There is a lot of research on the best times to post to LinkedIn. One school of thought was that because it was a business-related platform, post during business hours. However, a LinkedIn blog suggests that “there’s no hard and fast rule on timing that applies to every campaign and every piece of content.” LinkedIn suggests Tuesday and Thursday, early in the morning, lunchtime or early evening; with Tuesday between 10:00 a.m. and 11:00 a.m. being the sweet spot. Although, the social media platform found that several clients had success reaching senior C-suite decision-makers around 8:00 p.m.

Targeting Your Audience

According to a recent Hootsuite Blog, there are 675 million monthly users on LinkedIn, but only 27% are American. If your company only serves American businesses, you may want to consider targeting the posts on your business page to only those in the U.S. LinkedIn targeting allows you to reach specific audiences and filter out those who you don’t. If you produce content in English and Spanish, you can target each piece separately to users based on their preferred language.

There are many more targeting options if you want to reach organizations based on size, industry, or an individual based on job function. I work at BankBound, a digital marketing agency that works solely with banks, so I may want to target my posts for those in the financial industry.

One caveat to targeting is that it is a filter and applying to too many can narrow your audience more than intended. My practice has been to choose between industry and job function rather than selecting categories in both – unless your content is very specific.

If your organization is large and works with a variety of different types of businesses, has multiple lines of business, or a separately branded division, you may want to consider creating LinkedIn Showcase pages for those segments. This allows users to follow the pages and content most relevant to them. For example, BankBound is part of a company called PrintMail Solutions. Both serve the banking industry but have different core competencies. Some content may be perfect for both pages, but some may be more specific to each brand.

If you decide to set up Showcase pages for product lines or business segments, you won’t necessarily need to target these pages because they already have a specialized audience.

Employees Should be Social Media Marketers

Having employees linked to your profile establishes credibility for your business. Encourage your employees to join LinkedIn and list your company as their current employer if they have not already done so. Help your employees get started by hosting a LinkedIn lunch and learn. Trust me, if you provide free food, they will attend! Make sure they know the basics of LinkedIn and how important they are to your LinkedIn Marketing Strategy by encouraging them to engage with your posts.

A recent LinkedIn blog suggested that only 3% of employees share company content, but they generate 30% of all content engagement for a typical business. When employees share your content, it is visible to their network, and if their network engages the content, it can potentially reach their connection’s networks.

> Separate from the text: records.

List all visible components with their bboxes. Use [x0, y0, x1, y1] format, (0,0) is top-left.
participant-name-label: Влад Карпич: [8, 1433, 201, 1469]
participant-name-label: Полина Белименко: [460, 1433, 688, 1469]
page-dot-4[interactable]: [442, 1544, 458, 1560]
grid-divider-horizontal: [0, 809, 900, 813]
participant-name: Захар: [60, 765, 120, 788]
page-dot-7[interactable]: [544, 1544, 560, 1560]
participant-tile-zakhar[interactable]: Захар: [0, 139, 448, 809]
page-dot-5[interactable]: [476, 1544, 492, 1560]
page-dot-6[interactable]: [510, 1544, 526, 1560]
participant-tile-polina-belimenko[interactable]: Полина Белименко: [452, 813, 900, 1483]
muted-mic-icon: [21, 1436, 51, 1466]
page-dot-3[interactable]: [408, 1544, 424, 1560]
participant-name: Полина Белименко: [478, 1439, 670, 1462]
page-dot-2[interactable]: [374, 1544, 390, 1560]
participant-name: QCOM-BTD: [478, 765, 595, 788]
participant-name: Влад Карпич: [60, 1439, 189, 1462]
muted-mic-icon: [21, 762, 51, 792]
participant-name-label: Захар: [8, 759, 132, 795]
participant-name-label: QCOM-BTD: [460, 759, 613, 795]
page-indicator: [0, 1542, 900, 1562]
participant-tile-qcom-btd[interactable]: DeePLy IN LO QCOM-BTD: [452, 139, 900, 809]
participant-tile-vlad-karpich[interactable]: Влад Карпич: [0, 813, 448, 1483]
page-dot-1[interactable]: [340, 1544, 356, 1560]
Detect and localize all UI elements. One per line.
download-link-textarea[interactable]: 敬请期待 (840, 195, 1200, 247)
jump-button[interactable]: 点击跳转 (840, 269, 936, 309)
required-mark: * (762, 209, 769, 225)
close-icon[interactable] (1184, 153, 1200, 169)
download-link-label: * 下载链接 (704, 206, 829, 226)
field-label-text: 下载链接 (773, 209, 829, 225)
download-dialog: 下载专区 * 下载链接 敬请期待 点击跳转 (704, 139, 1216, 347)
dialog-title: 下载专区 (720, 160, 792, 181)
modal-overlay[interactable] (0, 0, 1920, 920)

Give your employees something to share other than research. Humanize your organization. In my experience, posts that showcase pictures of the people in the organization get more likes than articles.  If your company has team building or charitable event, share pictures with your followers. Your employees might be more likely to share images that they can relate to.

Photos of your company and your employees making a difference in the world can increase the sentiment of companies that do business with your organization. People want to see that your organization is human and that you care about more than profits.

Conclusion

LinkedIn is a valuable online business tool for B2B marketers. Utilize LinkedIn best practices, develop your own connections with your profile and share and target content with your company’s page. Connect with employees and let them be your advocates. Remember that like SEO, social media best practices change over time so be sure to keep up with the latest trends to keep your LinkedIn marketing strategy up to date.